We are all too often caught in unsatisfying familiarity because of "what if...?". We fear these two words juxtaposed at the beginning of a statement that might stretch us outside our comfort zone. The anxiety of change, or worse, change that results in a negative experience, drive us to maintain status quo. Now there is nothing wrong, per se, with status quo. It is stable, predictable, secure. You will always know what to expect. There will never be any surprises. Ever. Tomorrow and the next day and the day after that will be just like today, with very little variance. Maybe that's how you like your life. Safe. But you must ask yourself "Am I experiencing anything worthwhile?"
Is fear a compelling enough reason to not experience something? For some, it is reason enough. These people are more concerned with a predictable end result at any cost than they are concerned with having a poignant experience regardless of the final outcome.
Today, while pondering "what if...?". I was reminded about a Ted Talk title "How Great Leaders Inspire Action" by Simon Sinek. In his talk, Sinek discusses why some people and organizations are more effective at persuading masses of people than others. To be sure, none of the presented cases ever persuaded anyone. Instead, these leaders inspired others. How did they do it? Sinek attributes their success to thinking, acting and communicating from the inside out. Why? How? What? Too often though, we don't operate like this within our own selves. We are immediately looking for a result, the "what", that we miss the "how" and, more importantly, the "why". We forget the "why" is what inspires action, especially our own.
So let's think about all the "what if...?"s keeping us from experiencing life at its best. Take a moment right now, this very moment. What's eating at your heart? What are you indecisive over or what is in the back of your mind, deep down in your soul, that you've wanted to experience but haven't pursued because of "what if...?"? Got it? Now ask yourself these questions:
1) Am I truly happy experiencing this moment in my life?
2) Why am I happy or unhappy?
3) Can I do something to make my experience better?
If you can do something to improve your personal experience of this life, why wouldn't you? Perhaps the most common reason I hear is "What if I fail?" Well, I hate to break it to you honey but you will probably fail, many times, at a lot of things. That's okay. Really, it is. Failure is just an empty word that only holds the value you assert on it. What I think we really are afraid of is our expectations not being met. But the truth is that you control your expectations and here's a novel idea, if you have none, they will always be exceeded. So the fear of failure isn't a valid reason to not experience something.

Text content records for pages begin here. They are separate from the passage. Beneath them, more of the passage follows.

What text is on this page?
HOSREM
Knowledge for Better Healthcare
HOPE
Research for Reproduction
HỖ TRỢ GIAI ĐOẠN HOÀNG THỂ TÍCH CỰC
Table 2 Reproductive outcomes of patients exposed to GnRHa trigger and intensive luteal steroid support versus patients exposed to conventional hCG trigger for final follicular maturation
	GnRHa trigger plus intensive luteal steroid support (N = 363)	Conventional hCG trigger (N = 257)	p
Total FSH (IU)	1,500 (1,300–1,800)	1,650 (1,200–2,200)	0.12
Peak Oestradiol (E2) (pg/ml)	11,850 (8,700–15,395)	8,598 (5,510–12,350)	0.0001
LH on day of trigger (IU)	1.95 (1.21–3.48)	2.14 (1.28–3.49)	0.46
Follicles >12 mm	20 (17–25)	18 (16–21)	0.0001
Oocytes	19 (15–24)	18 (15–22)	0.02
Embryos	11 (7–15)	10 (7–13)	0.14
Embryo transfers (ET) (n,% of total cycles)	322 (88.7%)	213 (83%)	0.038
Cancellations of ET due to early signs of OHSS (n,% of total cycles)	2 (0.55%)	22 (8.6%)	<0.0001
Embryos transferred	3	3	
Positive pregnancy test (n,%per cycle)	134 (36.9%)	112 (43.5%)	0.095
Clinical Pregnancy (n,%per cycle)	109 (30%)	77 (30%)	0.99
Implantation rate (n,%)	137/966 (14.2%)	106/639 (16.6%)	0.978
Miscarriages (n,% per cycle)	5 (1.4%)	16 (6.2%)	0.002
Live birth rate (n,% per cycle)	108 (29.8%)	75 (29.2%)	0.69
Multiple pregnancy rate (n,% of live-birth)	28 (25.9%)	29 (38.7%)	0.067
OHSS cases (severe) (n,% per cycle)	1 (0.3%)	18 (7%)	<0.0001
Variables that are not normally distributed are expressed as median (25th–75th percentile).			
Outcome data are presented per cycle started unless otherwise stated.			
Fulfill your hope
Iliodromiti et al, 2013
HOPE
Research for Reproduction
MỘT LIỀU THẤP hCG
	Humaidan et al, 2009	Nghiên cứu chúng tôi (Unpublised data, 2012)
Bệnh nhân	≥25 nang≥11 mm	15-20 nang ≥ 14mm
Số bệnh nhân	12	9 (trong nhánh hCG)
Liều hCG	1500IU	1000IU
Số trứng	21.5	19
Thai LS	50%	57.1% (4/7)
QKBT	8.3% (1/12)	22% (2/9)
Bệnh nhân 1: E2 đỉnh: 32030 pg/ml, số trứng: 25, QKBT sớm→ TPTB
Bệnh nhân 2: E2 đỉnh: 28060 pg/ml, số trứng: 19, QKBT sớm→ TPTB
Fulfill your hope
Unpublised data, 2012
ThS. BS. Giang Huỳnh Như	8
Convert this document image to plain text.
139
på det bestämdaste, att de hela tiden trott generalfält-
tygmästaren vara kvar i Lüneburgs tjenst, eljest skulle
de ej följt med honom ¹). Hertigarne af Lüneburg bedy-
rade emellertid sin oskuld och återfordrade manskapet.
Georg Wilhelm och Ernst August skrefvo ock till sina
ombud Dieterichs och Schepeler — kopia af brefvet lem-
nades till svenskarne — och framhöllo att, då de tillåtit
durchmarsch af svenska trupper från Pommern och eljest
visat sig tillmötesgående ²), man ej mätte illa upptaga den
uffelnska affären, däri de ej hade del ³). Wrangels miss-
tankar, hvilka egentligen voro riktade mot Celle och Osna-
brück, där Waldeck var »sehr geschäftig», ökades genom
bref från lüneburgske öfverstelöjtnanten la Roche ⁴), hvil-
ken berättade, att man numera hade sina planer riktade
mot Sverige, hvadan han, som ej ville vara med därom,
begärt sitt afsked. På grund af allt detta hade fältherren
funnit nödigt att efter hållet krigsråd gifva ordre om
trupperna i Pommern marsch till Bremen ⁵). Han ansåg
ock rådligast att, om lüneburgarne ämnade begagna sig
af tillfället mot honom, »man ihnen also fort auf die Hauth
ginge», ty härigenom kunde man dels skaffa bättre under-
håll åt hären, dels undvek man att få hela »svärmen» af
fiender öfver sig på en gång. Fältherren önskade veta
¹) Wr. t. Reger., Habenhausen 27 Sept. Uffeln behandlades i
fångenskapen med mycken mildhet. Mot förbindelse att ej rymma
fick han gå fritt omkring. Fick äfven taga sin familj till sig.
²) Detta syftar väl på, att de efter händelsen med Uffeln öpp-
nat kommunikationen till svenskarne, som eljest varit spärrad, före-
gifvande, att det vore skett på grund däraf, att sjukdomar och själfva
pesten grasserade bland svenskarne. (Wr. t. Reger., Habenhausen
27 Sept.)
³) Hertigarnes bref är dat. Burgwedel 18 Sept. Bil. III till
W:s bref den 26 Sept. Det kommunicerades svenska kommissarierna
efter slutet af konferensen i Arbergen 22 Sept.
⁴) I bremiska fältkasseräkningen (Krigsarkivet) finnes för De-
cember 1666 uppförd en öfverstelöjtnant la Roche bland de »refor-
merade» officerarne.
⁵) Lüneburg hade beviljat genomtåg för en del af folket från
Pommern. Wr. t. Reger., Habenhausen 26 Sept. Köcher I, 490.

You know what scares me more than anything in this world? No, it's not sharks or spiders or snakes. It's not that I'll die alone or that my loved ones won't know how much I love them when I'm gone. It's not that I will be poor or ugly when I'm old. No, it's none of those things. My greatest fear is "What if I don't...?" Even saying it out loud gives me the heebie-jeebies! You see, "what if...?" is not known. It is very uncertain whether it will happen or not. However, "what if I don't...?" is not uncertain. The consequences are very straightforward and guaranteed.
Problem: I want to open my own business
What If: I can't get up enough money to fund it; I lose money and/or time; People do not like my product/service; I quit my job and can't go back.
What If I don't: Ever experience entrepreneurship; Make an income doing what I love; Share my talents with my community.
Problem: I want to go back to school
What If: I apply but don't get in; I can't afford it; I can't manage my time efficiently
What if I don't: Learn a new field of expertise; Advance my career; Meet new people
You see, all the "What if...?" scenarios are not concrete. They are maybe, perhaps, possibly. All of the "What if I don't...?" scenarios are absolutely guaranteed. So instead of living for the result, which might not even come to pass, focus on the "why", which is facilitated through all of your "what if I don't...?"s. Whatever it is you're indecisive or timid about, be more afraid of the stagnancy than of the movement. Find your "Why" to this moment and to your life in general and then seek out all the ways you can experience your "Why".
I'll leave you with one of my favorite quotes:
"It is a risk to love. What if it doesn't work out? Ah, but what if it does?!"